March Moves

March moves from hot to cold, from bareness of the landscape to deep green, from life to thoughts of death. March takes another life, someone a decade younger. Someone who has published my work on four occasions. I wonder again how life can be moving along and then just stop. Click. Off. In the middle of projects, people depending on you, work undone, and yet the body fails anyway, it doesn’t matter in the end. The body is not enough. It can’t hold together. Someone else is left with all those juggling balls in motion, left to catch them and put them away. Left to question why their loved one was taken — here, then gone.

March moves on, closing out one day, pushing into the next, fighting to get to the end. Sun, rain, more rain than sun. The end comes hard this year. Because the last day marks the fifth anniversary of my father’s death. And it brings everything to the table again. Loss. Too much of it. The three people most important to my world’s foundation. Jobs. Identity. All gone.

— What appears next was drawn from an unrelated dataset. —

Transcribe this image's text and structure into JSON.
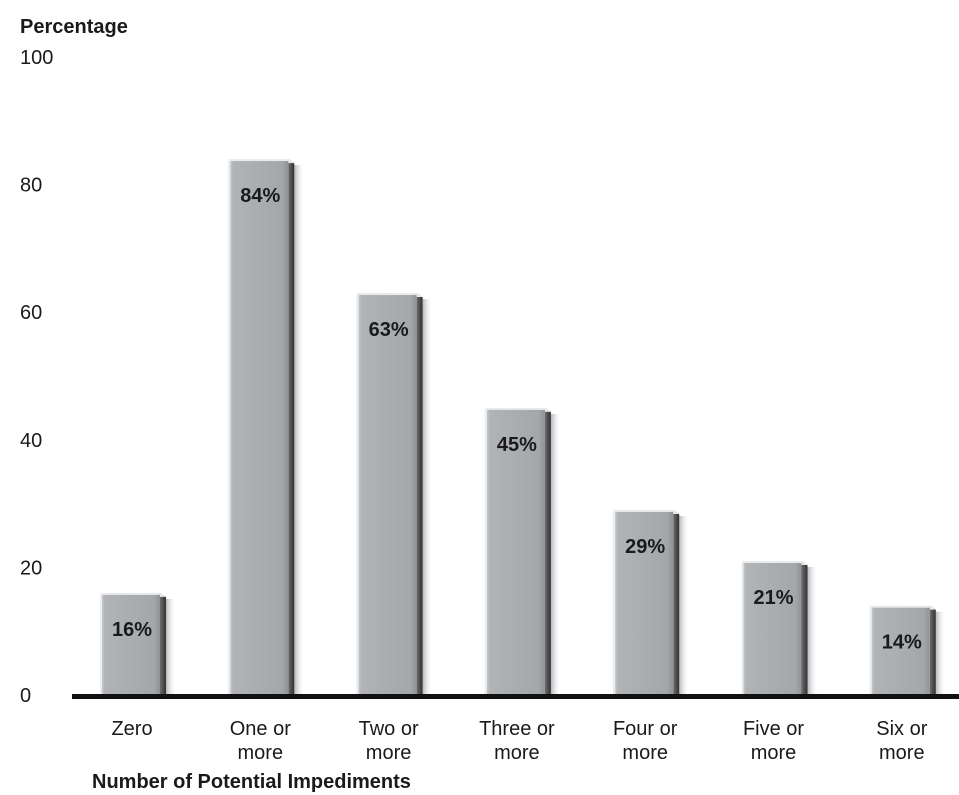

While I used to be enough, now I am not enough. I cannot do enough. I cannot be enough. The line between nothing and something is tight, and I try to balance on it, and I teeter. Because I am not enough, I will fall, and I know it.

And so March moves on like a lion and it will go out like a lion, and I hear the roar and it is loud and all I can do is cover my ears and let it roar and let it take everything with it.